LAS COSAS Y SUS NOMBRES  NOMINA RERUM                                    Mariano Arnal

PANFLETO 

Es un anglicismo calcado de pamphlet, palabra con la que se denomina el tratado o ensayo corto sobre un tema de actualidad controvertido. Esta palabra entró en nuestra lengua como nombre despectivo de los tratados doctrinales breves, por lo general políticos, que se dedican más que a defender una doctrina, a atacar a otra, usando de preferencia el sarcasmo, la ridiculización del contrario y hasta el insulto personal. Los primeros que lucieron el nombre de panfletistas lo llevaron con honor, pues no tenía esas connotaciones negativas. Pero pronto se encontró que ese pequeño formato (siempre por debajo de las 80 páginas) tenía mucha salida y se empleó para las guerras políticas e ideológicas más sucias. De ahí que para nosotros tenga tan mal nombre el panfleto. 

Según el Webster`s esta palabra proviene del diminutivo de Pámphilus, que sería Pamphiletus y por la caída de esa i en posición tan débil quedaría en Pamphletus. Es bastante verosímil esta etimología, puesto que remite a una comedia del siglo XII, el Liber Pámphili, más conocido como Pámphilus de amore, un clásico de la edad media, escrito en latín, en el que se inspiraron el Libro de buen Amor del Arcipreste de Hita (calcó las estrofas 580 a 891 del Pámphilus) y la Celestina, que copia el argumento del enamorado que recurre a una alcahueta para que le allane el camino hacia la amada. El protagonista de esta comedia es Pánfilo, un tonto bobalicón que se convirtió en paradigma de la ingenuidad. Por eso hasta hoy se sigue llamando pánfilo al que se deja engañar fácilmente. 

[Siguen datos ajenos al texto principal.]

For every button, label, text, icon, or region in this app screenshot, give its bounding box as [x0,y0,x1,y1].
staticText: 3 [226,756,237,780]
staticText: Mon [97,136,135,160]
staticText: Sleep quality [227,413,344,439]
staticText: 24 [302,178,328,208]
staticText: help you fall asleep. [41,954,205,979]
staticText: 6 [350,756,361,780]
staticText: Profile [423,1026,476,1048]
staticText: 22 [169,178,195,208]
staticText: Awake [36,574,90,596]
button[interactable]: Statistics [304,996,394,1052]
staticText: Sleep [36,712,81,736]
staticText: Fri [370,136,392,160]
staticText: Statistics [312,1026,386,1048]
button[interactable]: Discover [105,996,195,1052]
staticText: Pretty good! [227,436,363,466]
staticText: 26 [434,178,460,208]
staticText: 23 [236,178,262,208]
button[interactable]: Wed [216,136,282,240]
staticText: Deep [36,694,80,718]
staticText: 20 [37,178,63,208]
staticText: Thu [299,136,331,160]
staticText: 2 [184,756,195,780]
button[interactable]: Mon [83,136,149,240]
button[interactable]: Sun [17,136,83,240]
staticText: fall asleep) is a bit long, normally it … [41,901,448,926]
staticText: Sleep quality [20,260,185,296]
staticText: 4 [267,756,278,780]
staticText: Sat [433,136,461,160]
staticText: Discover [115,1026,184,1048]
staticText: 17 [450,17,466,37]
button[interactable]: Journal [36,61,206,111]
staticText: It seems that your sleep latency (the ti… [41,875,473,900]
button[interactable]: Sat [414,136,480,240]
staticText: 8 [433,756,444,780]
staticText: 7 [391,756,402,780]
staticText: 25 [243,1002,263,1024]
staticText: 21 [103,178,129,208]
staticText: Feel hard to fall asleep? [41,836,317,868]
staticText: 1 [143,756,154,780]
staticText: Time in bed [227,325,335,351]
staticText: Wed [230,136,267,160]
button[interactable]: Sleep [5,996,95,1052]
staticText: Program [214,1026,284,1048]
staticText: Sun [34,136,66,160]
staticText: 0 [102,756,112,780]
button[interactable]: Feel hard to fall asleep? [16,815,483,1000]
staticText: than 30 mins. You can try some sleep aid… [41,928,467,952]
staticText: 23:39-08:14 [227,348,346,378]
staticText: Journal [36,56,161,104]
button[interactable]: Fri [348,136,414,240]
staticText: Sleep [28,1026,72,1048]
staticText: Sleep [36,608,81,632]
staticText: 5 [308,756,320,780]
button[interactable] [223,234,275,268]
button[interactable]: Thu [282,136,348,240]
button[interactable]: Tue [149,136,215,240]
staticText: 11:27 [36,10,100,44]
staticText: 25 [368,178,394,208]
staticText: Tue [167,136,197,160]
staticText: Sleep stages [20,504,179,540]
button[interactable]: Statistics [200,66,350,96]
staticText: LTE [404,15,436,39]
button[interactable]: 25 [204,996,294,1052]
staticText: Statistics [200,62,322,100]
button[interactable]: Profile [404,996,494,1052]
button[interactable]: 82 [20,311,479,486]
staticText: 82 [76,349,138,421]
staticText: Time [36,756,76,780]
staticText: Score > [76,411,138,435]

Pánfilo, a, se llama al lento, pausado, al que se mueve con desidia, al tonto, al cándido, al incauto. También se dio el nombre de pánfilo a un juego de burla, consistente en apagar una vela al tiempo que se pronuncia “pánfilo” y a un juego de cartas. En Argentina se forjó el término panfiloquio, quia para referirse al tonto y necio, al que dice pamplinas o hace tonterías. El nombre griego, nobilísimo si no estuviese tan desacreditado por la comedia, pone ya sobre la pista: es realmente de esos que marcan al que lo lleva. PanjiloV (pánfilos) está compuesto por pan (pan) =todo y jiloV (fílos) =amante, que vendría a ser el que lo ama todo, el que vive enamorado y encantado de todo, el que todo le parece bien.  

Esa es la materia prima del panfleto, la seguridad de que el destinatario es un pánfilo, bobalicón que se chupa el dedo. De ahí que el panfleto además de ser un insulto explícito para aquel o aquellos contra quienes va dirigido, es también un insulto implícito (y no por ello menos ofensivo) para aquellos a quienes va dirigido, a quienes se pretende adoctrinar. 

Lamentablemente está de moda la comunicación panfletaria, el modo propio de la agitación. Un panfleto auténtico de unas decenas de páginas aún sería una bendición. Pero los políticos han acostumbrado al público a economizar ideas y palabras, y han llegado a la mínima expresión comunicativa: la del rosario de lugares comunes o la más sintética aún del eslogan. Un insulto a la inteligencia.